Depuis, ces acquis n’ont cessé d’être consolidés et enrichis. Plus récemment, à partir de 2023, une nouvelle phase de réformes fiscales a été engagée, avec l’introduction de mesures jugées favorables à l’entreprise et à l’attractivité économique du pays. Ces mesures s’inscrivent dans une logique plus politique, visant à réduire la pression fiscale pesant sur le capital tout en élargissant l’assiette, notamment par l’intégration progressive des activités informelles. Cette orientation est généralement bien accueillie par les institutions internationales, en particulier la Banque mondiale, ainsi que par les investisseurs étrangers, sensibles à la stabilité et à la compétitivité du cadre fiscal.
L’une des mesures phares de cette évolution concerne l’impôt sur les sociétés, avec une baisse graduelle du taux normal, passé de 31% à 20%, écrit Challenge. À compter des exercices ouverts à partir du 1er janvier 2026, ce taux de 20% s’appliquera à toutes les sociétés dont le bénéfice net imposable est inférieur à 100 millions de dirhams. Pour les entreprises dont le bénéfice atteint ou dépasse ce seuil, le taux est fixé à 35%, tandis qu’un taux spécifique de 40% est réservé au secteur financier, incluant les banques, Bank Al-Maghrib, la Caisse de dépôt et de gestion ainsi que les entreprises d’assurances et de réassurance. En matière de taxe sur la valeur ajoutée, la réforme prévoit, à partir de 2026, la suppression des taux réduits de 7% et de 14%, au profit d’un système simplifié reposant sur deux seuls taux: 10% et 20%.

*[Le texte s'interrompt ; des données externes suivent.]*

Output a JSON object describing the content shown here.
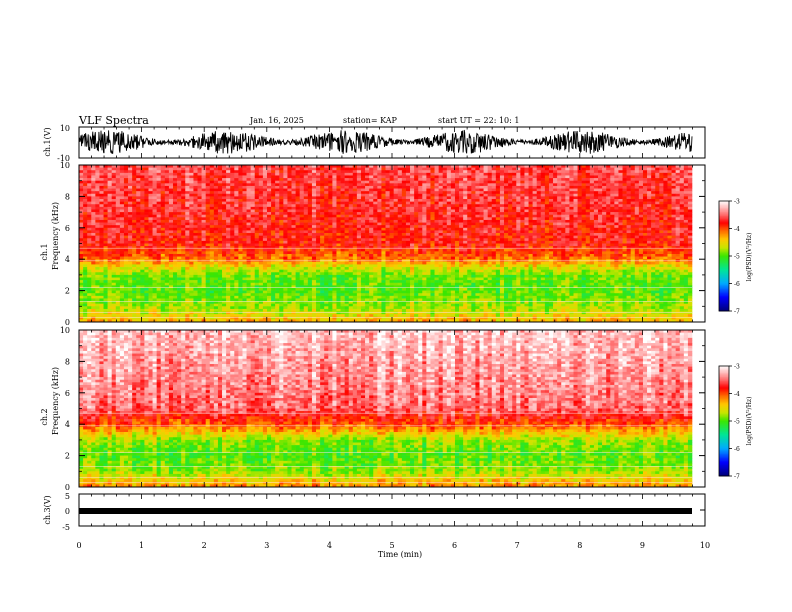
{
  "header": {
    "title": "VLF Spectra",
    "date": "Jan. 16, 2025",
    "station": "station= KAP",
    "start": "start  UT =   22: 10: 1"
  },
  "colors": {
    "spec_low": "#0000aa",
    "spec_mid": "#00ee00",
    "spec_high": "#ff0000",
    "spec_max": "#ffffff",
    "trace": "#000000"
  },
  "chart_data": [
    {
      "type": "line",
      "ylabel": "ch.1(V)",
      "ylim": [
        -10,
        10
      ],
      "yticks": [
        "10",
        "-10"
      ],
      "xlim": [
        0,
        10
      ],
      "description_of_signal": "noise"
    },
    {
      "type": "heatmap",
      "ylabel": "ch.1",
      "ylabel2": "Frequency  (kHz)",
      "ylim": [
        0,
        10
      ],
      "yticks": [
        "0",
        "2",
        "4",
        "6",
        "8",
        "10"
      ],
      "xlim": [
        0,
        10
      ],
      "colorbar": {
        "label": "log(PSD)(V²/Hz)",
        "range": [
          -7,
          -3
        ],
        "ticks": [
          "-3",
          "-4",
          "-5",
          "-6",
          "-7"
        ]
      },
      "band_profile": [
        {
          "f": 0.0,
          "v": -4.3
        },
        {
          "f": 0.5,
          "v": -4.6
        },
        {
          "f": 1.0,
          "v": -4.8
        },
        {
          "f": 2.0,
          "v": -5.0
        },
        {
          "f": 3.0,
          "v": -4.9
        },
        {
          "f": 3.6,
          "v": -4.5
        },
        {
          "f": 4.0,
          "v": -4.1
        },
        {
          "f": 5.0,
          "v": -3.8
        },
        {
          "f": 10.0,
          "v": -3.6
        }
      ]
    },
    {
      "type": "heatmap",
      "ylabel": "ch.2",
      "ylabel2": "Frequency  (kHz)",
      "ylim": [
        0,
        10
      ],
      "yticks": [
        "0",
        "2",
        "4",
        "6",
        "8",
        "10"
      ],
      "xlim": [
        0,
        10
      ],
      "colorbar": {
        "label": "log(PSD)(V²/Hz)",
        "range": [
          -7,
          -3
        ],
        "ticks": [
          "-3",
          "-4",
          "-5",
          "-6",
          "-7"
        ]
      },
      "band_profile": [
        {
          "f": 0.0,
          "v": -4.2
        },
        {
          "f": 0.5,
          "v": -4.5
        },
        {
          "f": 1.0,
          "v": -4.8
        },
        {
          "f": 2.0,
          "v": -5.0
        },
        {
          "f": 3.0,
          "v": -4.8
        },
        {
          "f": 3.6,
          "v": -4.3
        },
        {
          "f": 4.0,
          "v": -4.0
        },
        {
          "f": 5.0,
          "v": -3.5
        },
        {
          "f": 10.0,
          "v": -3.2
        }
      ]
    },
    {
      "type": "line",
      "ylabel": "ch.3(V)",
      "ylim": [
        -5,
        5
      ],
      "yticks": [
        "5",
        "0",
        "-5"
      ],
      "xlim": [
        0,
        10
      ]
    }
  ],
  "xaxis": {
    "label": "Time  (min)",
    "ticks": [
      "0",
      "1",
      "2",
      "3",
      "4",
      "5",
      "6",
      "7",
      "8",
      "9",
      "10"
    ]
  }
}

Au-delà des ajustements de taux, le législateur a également introduit des dispositifs destinés à renforcer la conformité fiscale volontaire et à prévenir les contentieux. Le Code général des impôts prévoit ainsi un mécanisme de traitement préférentiel au profit des contribuables régulièrement en règle, sous réserve de conditions définies par voie réglementaire. Dans le même esprit, les procédures de contrôle fiscal ont été clarifiées et encadrées afin de renforcer la transparence et l’équité tout au long du processus de vérification, depuis l’envoi de l’avis de contrôle jusqu’à la conclusion d’un accord à l’amiable ou, le cas échéant, le recours devant les commissions fiscales compétentes.